Year of publication 2013
Type Article in Proceedings
Conference Acta Universitatis Carolinae Philologica 1/2013, Orientalia Pragensia XIX
MU Faculty or unit

Faculty of Arts

Citation
Field Linguistics
Keywords Mongolia, political prophecies, social situation, the 19th - beginning of the 20th centuries
Description Political prophecies represented an important type of syncretic texts in Mongolian in the late 19th and early 20th centuries. The highly eschatological prophecies were narrowly related to the rich popular literature describing hells and had the common aim to exhort listeners to a pious Buddhist life. The popularity of the political prophecies culminated during the last decades of Manchu rule and the period of Mongolian autonomy (1911-1919). The anti-religious persecution starting in the late 1930s put an end to the circulation of the prophecies by manuscripts and block prints.
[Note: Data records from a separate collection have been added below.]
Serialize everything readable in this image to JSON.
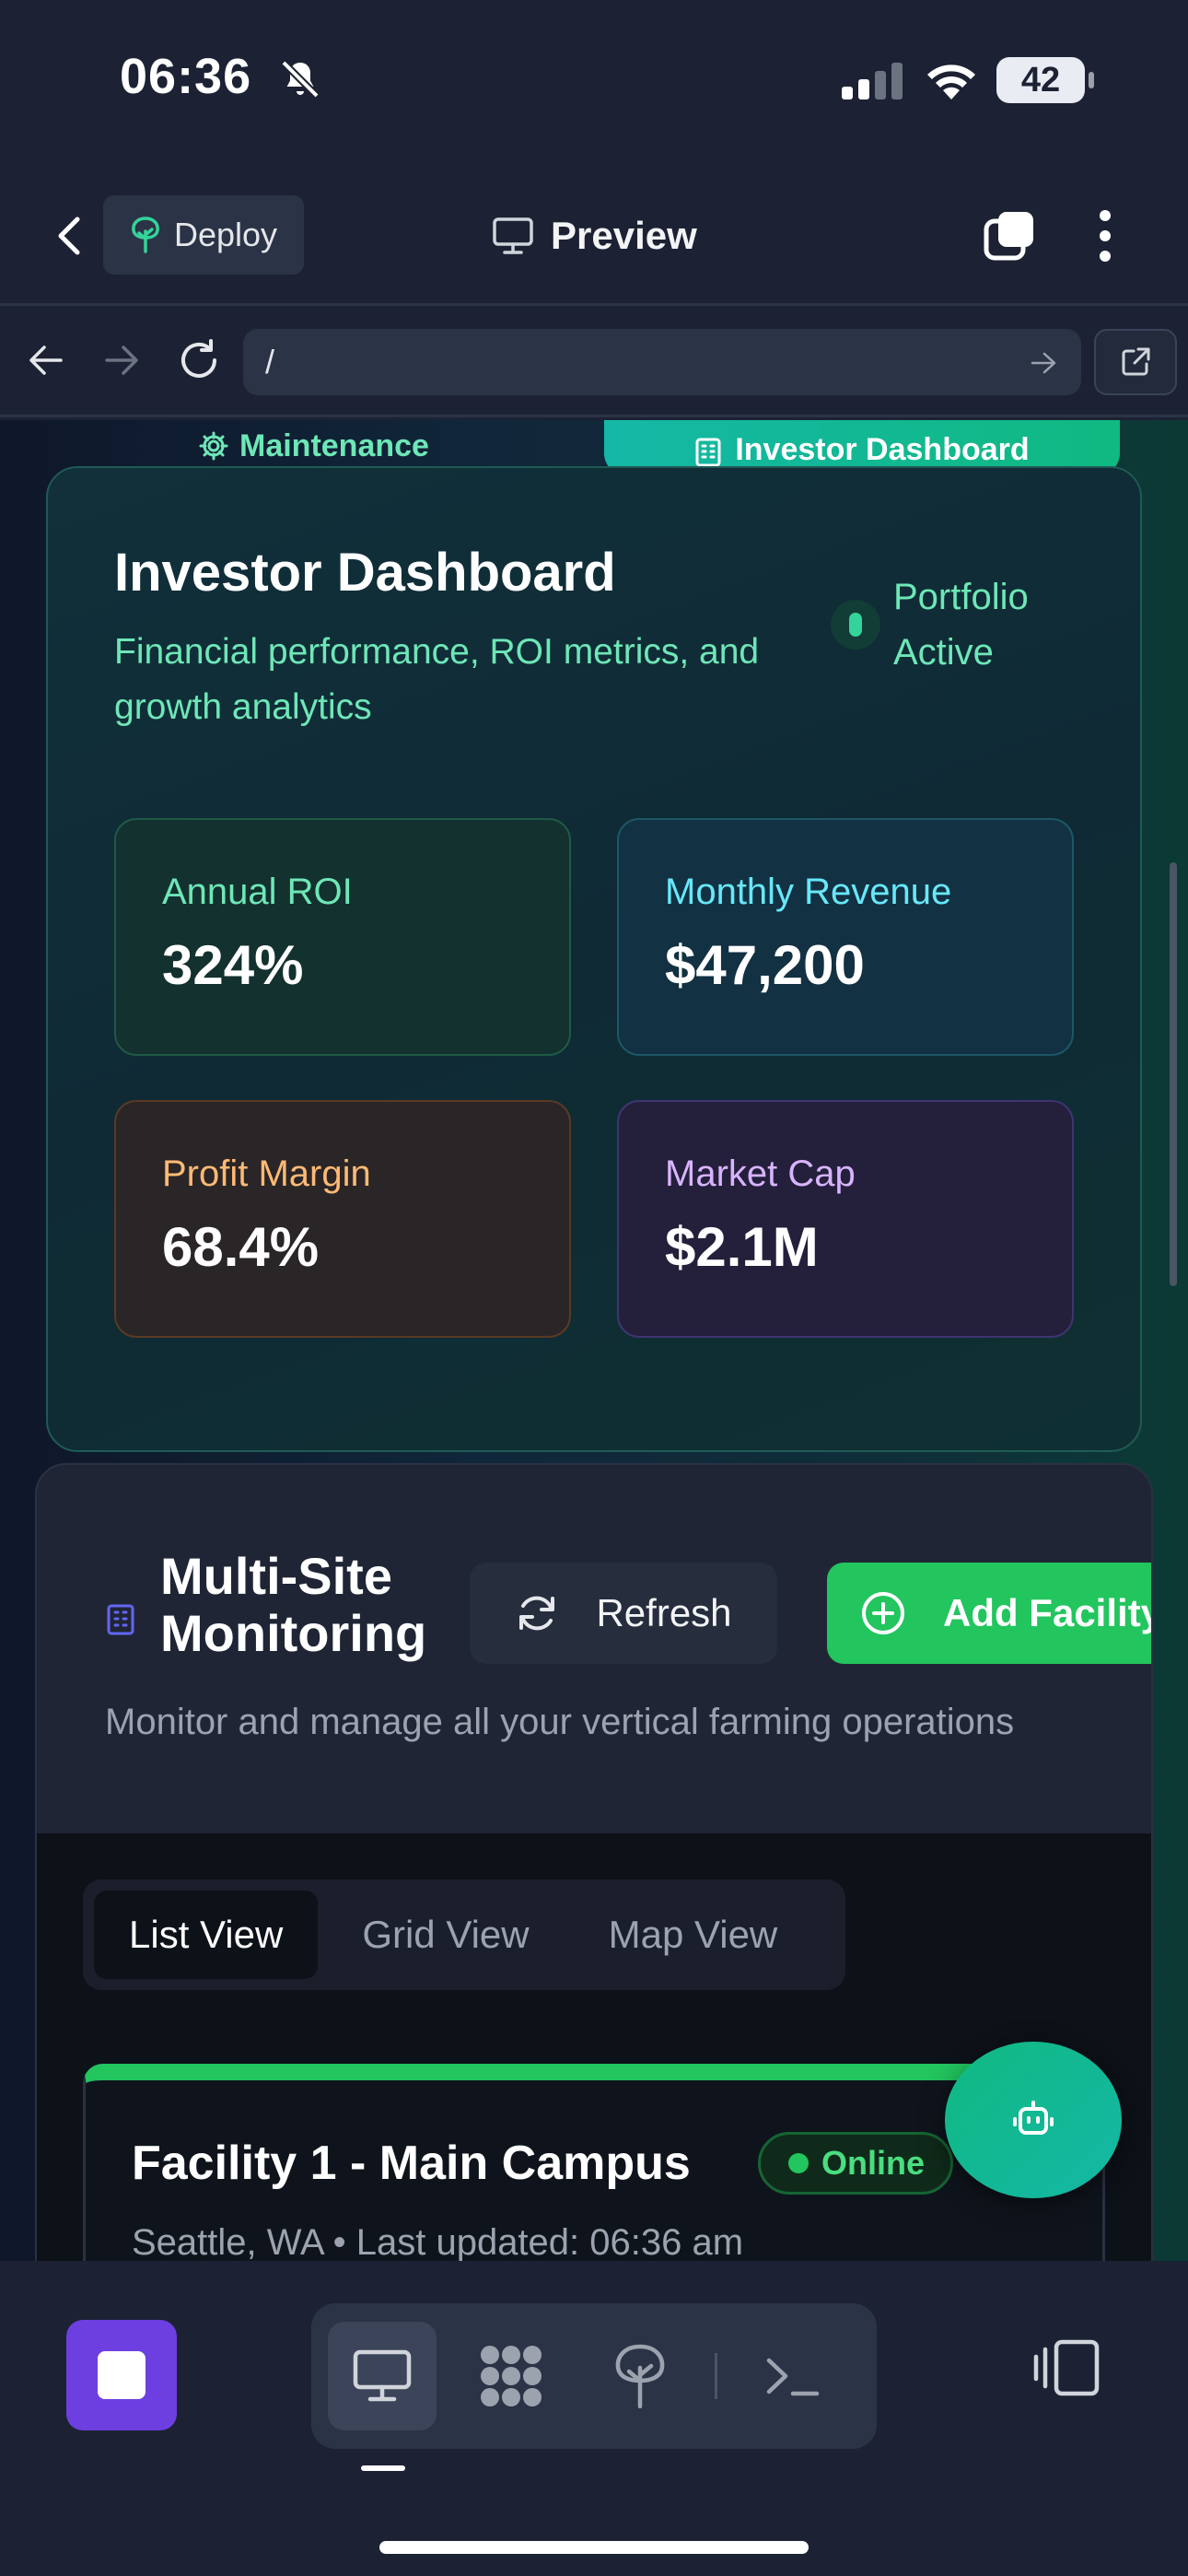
{
  "status_bar": {
    "time": "06:36",
    "battery": "42",
    "icons": [
      "bell-slash-icon",
      "signal-icon",
      "wifi-icon",
      "battery-icon"
    ]
  },
  "header": {
    "deploy_label": "Deploy",
    "preview_label": "Preview",
    "icons": [
      "chevron-left-icon",
      "tree-icon",
      "monitor-icon",
      "tabs-icon",
      "more-vertical-icon"
    ]
  },
  "browser": {
    "url": "/",
    "icons": [
      "arrow-left-icon",
      "arrow-right-icon",
      "reload-icon",
      "arrow-right-small-icon",
      "external-link-icon"
    ]
  },
  "dashboard_tabs": {
    "maintenance": "Maintenance",
    "investor": "Investor Dashboard"
  },
  "investor": {
    "title": "Investor Dashboard",
    "subtitle": "Financial performance, ROI metrics, and growth analytics",
    "status": "Portfolio Active",
    "metrics": [
      {
        "label": "Annual ROI",
        "value": "324%"
      },
      {
        "label": "Monthly Revenue",
        "value": "$47,200"
      },
      {
        "label": "Profit Margin",
        "value": "68.4%"
      },
      {
        "label": "Market Cap",
        "value": "$2.1M"
      }
    ]
  },
  "monitoring": {
    "title": "Multi-Site Monitoring",
    "subtitle": "Monitor and manage all your vertical farming operations",
    "refresh_label": "Refresh",
    "add_label": "Add Facility",
    "view_tabs": [
      "List View",
      "Grid View",
      "Map View"
    ],
    "active_view": "List View",
    "facility": {
      "name": "Facility 1 - Main Campus",
      "status": "Online",
      "meta": "Seattle, WA • Last updated: 06:36 am"
    }
  },
  "colors": {
    "accent_green": "#22c55e",
    "teal": "#14b8a6",
    "mint_text": "#6ee7b7",
    "stop_purple": "#6d3fe0"
  },
  "toolbar": {
    "icons": [
      "stop-icon",
      "desktop-icon",
      "grid-apps-icon",
      "tree-icon",
      "terminal-icon",
      "devices-icon"
    ]
  }
}
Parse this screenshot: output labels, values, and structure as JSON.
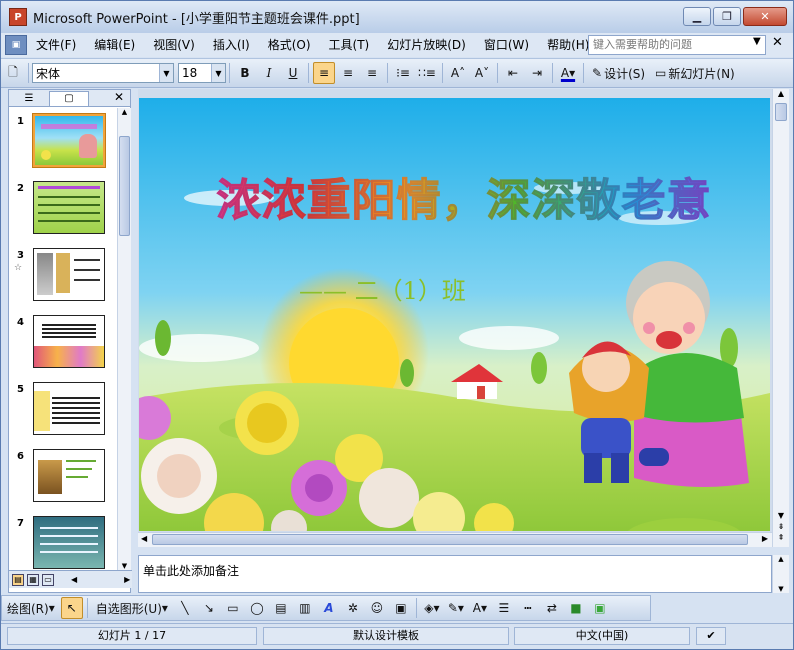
{
  "window": {
    "title": "Microsoft PowerPoint - [小学重阳节主题班会课件.ppt]",
    "app_icon_label": "P"
  },
  "menubar": {
    "items": [
      "文件(F)",
      "编辑(E)",
      "视图(V)",
      "插入(I)",
      "格式(O)",
      "工具(T)",
      "幻灯片放映(D)",
      "窗口(W)",
      "帮助(H)"
    ],
    "help_placeholder": "键入需要帮助的问题"
  },
  "toolbar": {
    "font": "宋体",
    "font_size": "18",
    "bold": "B",
    "italic": "I",
    "underline": "U",
    "design_label": "设计(S)",
    "new_slide_label": "新幻灯片(N)"
  },
  "slides": {
    "numbers": [
      "1",
      "2",
      "3",
      "4",
      "5",
      "6",
      "7"
    ],
    "selected": "1"
  },
  "slide": {
    "title": "浓浓重阳情，深深敬老意",
    "subtitle": "—— 二（1）班"
  },
  "notes": {
    "placeholder": "单击此处添加备注"
  },
  "drawbar": {
    "draw_label": "绘图(R)",
    "autoshape_label": "自选图形(U)"
  },
  "status": {
    "slide_info": "幻灯片 1 / 17",
    "template": "默认设计模板",
    "language": "中文(中国)"
  },
  "colors": {
    "accent": "#fbd58b",
    "title_bar": "#c9d8ec",
    "sky_top": "#25b6ea",
    "grass": "#a8d23a"
  }
}
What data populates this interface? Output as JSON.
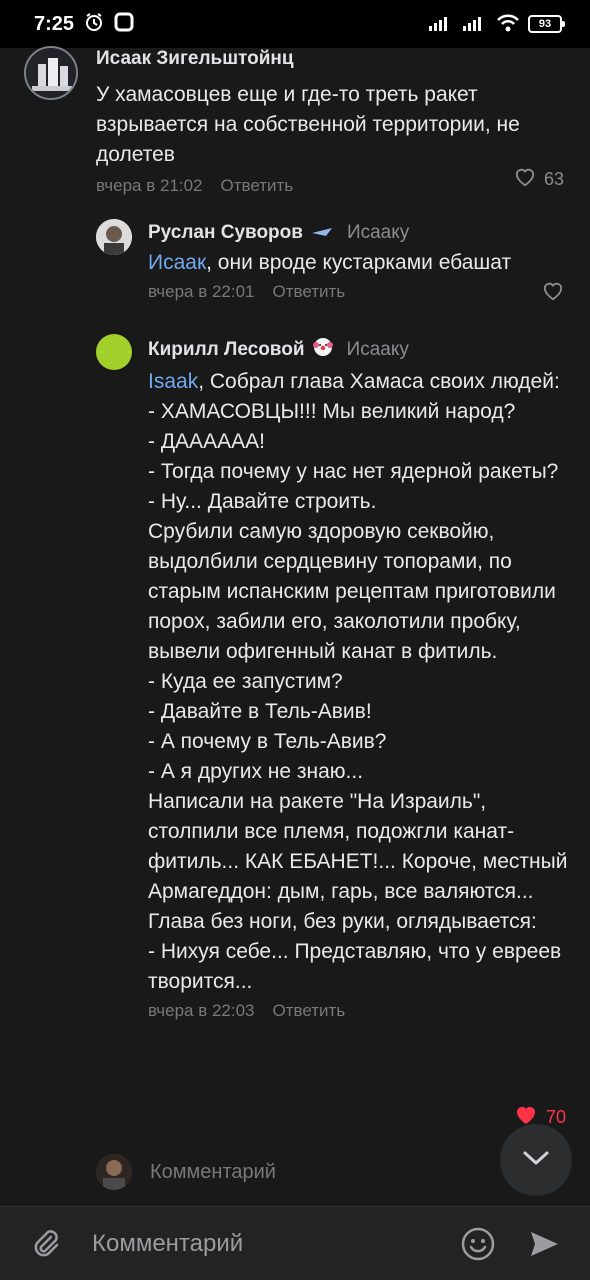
{
  "status": {
    "time": "7:25",
    "battery": "93"
  },
  "comments": [
    {
      "author": "Исаак Зигельштойнц",
      "text": "У хамасовцев еще и где-то треть ракет взрывается на собственной территории, не долетев",
      "time": "вчера в 21:02",
      "reply_label": "Ответить",
      "likes": "63"
    },
    {
      "author": "Руслан Суворов",
      "reply_to": "Исааку",
      "mention": "Исаак",
      "text": ", они вроде кустарками ебашат",
      "time": "вчера в 22:01",
      "reply_label": "Ответить"
    },
    {
      "author": "Кирилл Лесовой",
      "reply_to": "Исааку",
      "mention": "Isaak",
      "text": ", Собрал глава Хамаса своих людей:\n- ХАМАСОВЦЫ!!! Мы великий народ?\n- ДАААААА!\n- Тогда почему у нас нет ядерной ракеты?\n- Ну... Давайте строить.\nСрубили самую здоровую секвойю, выдолбили сердцевину топорами, по старым испанским рецептам приготовили порох, забили его, заколотили пробку, вывели офигенный канат в фитиль.\n- Куда ее запустим?\n- Давайте в Тель-Авив!\n- А почему в Тель-Авив?\n- А я других не знаю...\nНаписали на ракете \"На Израиль\", столпили все племя, подожгли канат-фитиль... КАК ЕБАНЕТ!... Короче, местный Армагеддон: дым, гарь, все валяются... Глава без ноги, без руки, оглядывается:\n- Нихуя себе... Представляю, что у евреев творится...",
      "time": "вчера в 22:03",
      "reply_label": "Ответить",
      "likes": "70"
    }
  ],
  "reply_placeholder": "Комментарий",
  "input_placeholder": "Комментарий",
  "colors": {
    "background": "#19191a",
    "link": "#71aaeb",
    "like_active": "#ff3347",
    "avatar_green": "#a3d12c"
  },
  "icons": [
    "alarm-icon",
    "app-icon",
    "signal-icon",
    "wifi-icon",
    "battery-icon",
    "heart-icon",
    "clown-emoji-icon",
    "plane-badge-icon",
    "chevron-down-icon",
    "attach-icon",
    "emoji-icon",
    "send-icon"
  ]
}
But the prophecies still remained well-known among rural lay intellectuals and underwent a temporary reappraisal since 1990. The Mongolian prophecies contain several texts that were translated from Chinese or written on the basis of Chinese sources. In this article I compare three Mongolian texts related by their structure to an original Chinese prophecy mentioning a text inscribed on a stone fallen from heaven (Fo yu zhenyan dujiejing). The main aim of the article is to demonstrate how the prophecy changed according to the political and religious situation in Central Mongolia and how it was turned into an instrument of Mongolian nationalism. At the end, the article will introduce a comparative look at the contemporary thinking of a Western-Mongolian herdsman.